Tuesday, December 11, 2012

laugh at yourself

how many of you take that perfect picture? or delete them off your camera/ cell phone if it's not right? you won't post it or let someone tag you if you don't like the way you look.

nope. my eyes are closed.
nope. i look fat
ew. what was i thinking
look at my face
i look gross
ew.

who are you trying to impress? who am I trying to impress? who are ANY OF US trying to impress? if we're trying to impress someone other than ourselves, then EHH WRONG ANSWER!

i do it. my god, do i do it. take my phone or my camera away from me, look at it. see how many pictures i have of myself. seriously, go look. and then see how many actually make it to my facebook.  i'm probably one of the most vain people i know.

or i was.

getting sick really turned things around for me. i gained 100lbs in 3 months. THREE FREAKING MONTHS! let's talk about that for self-esteem. so insert lots of drinking and meaningless sex to boost my self-esteem. no, i wasn't slutty. i only had sex with the douchey boyfriend i had. it was good sex, but it meant nothing.

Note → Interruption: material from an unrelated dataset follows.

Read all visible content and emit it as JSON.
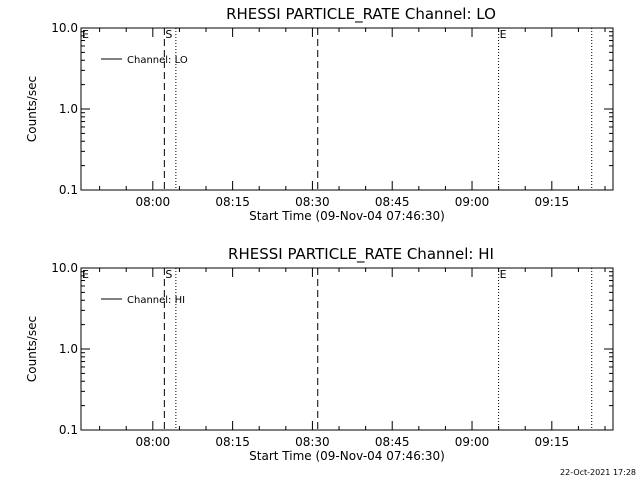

i am looking forward to falling in love and having it mean something again. but that means i have to be comfortable with myself again. with my body. with these scars.

no, he never made me feel bad about myself. in fact, he liked thick girls, so i had that going for me. even though he cheated on me with a twig. but... idk. that's neither here nor there. i always felt pretty. for the most part.

but then the cushing's really kicked into high gear after the first surgery and i BALLOONED. and was camera shy. like, i hid. and ran and ew. ew ew ew ew ew. how i even HAD boyfriends, i couldn't tell you. they were dumbasses. and i don't know why i dated them. oh yeah. someone had to love a sick girl, right? the sex? ha. yeah. bad. omg. sooo sooo bad. but, i was getting it. and... he wasn't judging me so... it was ok, right? and i was finally comfortable enough with how gross i looked to take my clothes off for someone that it was ok. i think that's why i was having sex with him. aside from the whole "in love" thing, which we weren't. at all. at least i wasn't. i tried to be. i tried really hard. but it was a sham. i think it was a sham on his end, too. especially because, well, he's gay. but anyway.

i'm doing ok now. healthwise. i look amazing. i do. and my cortisol levels are normal. and i'm off my meds. SO LET'S TAKE PICTURES!

let's not care. let's tag ourselves. let's get over this crap of impressing people. if you have an issue with what i look like, jump off a cliff. i like myself. hell, i was hott when i was blimpy mcblimperson!! i'm beautiful INSIDE. and that's what i forgot. when you're beautiful inside, it shows outside. i'm blessed that i had people constantly reminding me of that, even though i chose to ignore them, i'm thankful that they never gave up on me.

so here's to pictures! so start snappin and start postin and start impressin YOU!!

















this is what my brother thinks about my wackiness. but i wouldn't have it any other way :)

YOU ARE BEAUTIFUL MY FRIEND! now get out that cell phone, make some silly faces and laugh at yourself! <3 it's a good time, trust me! i've been giggling like crazy!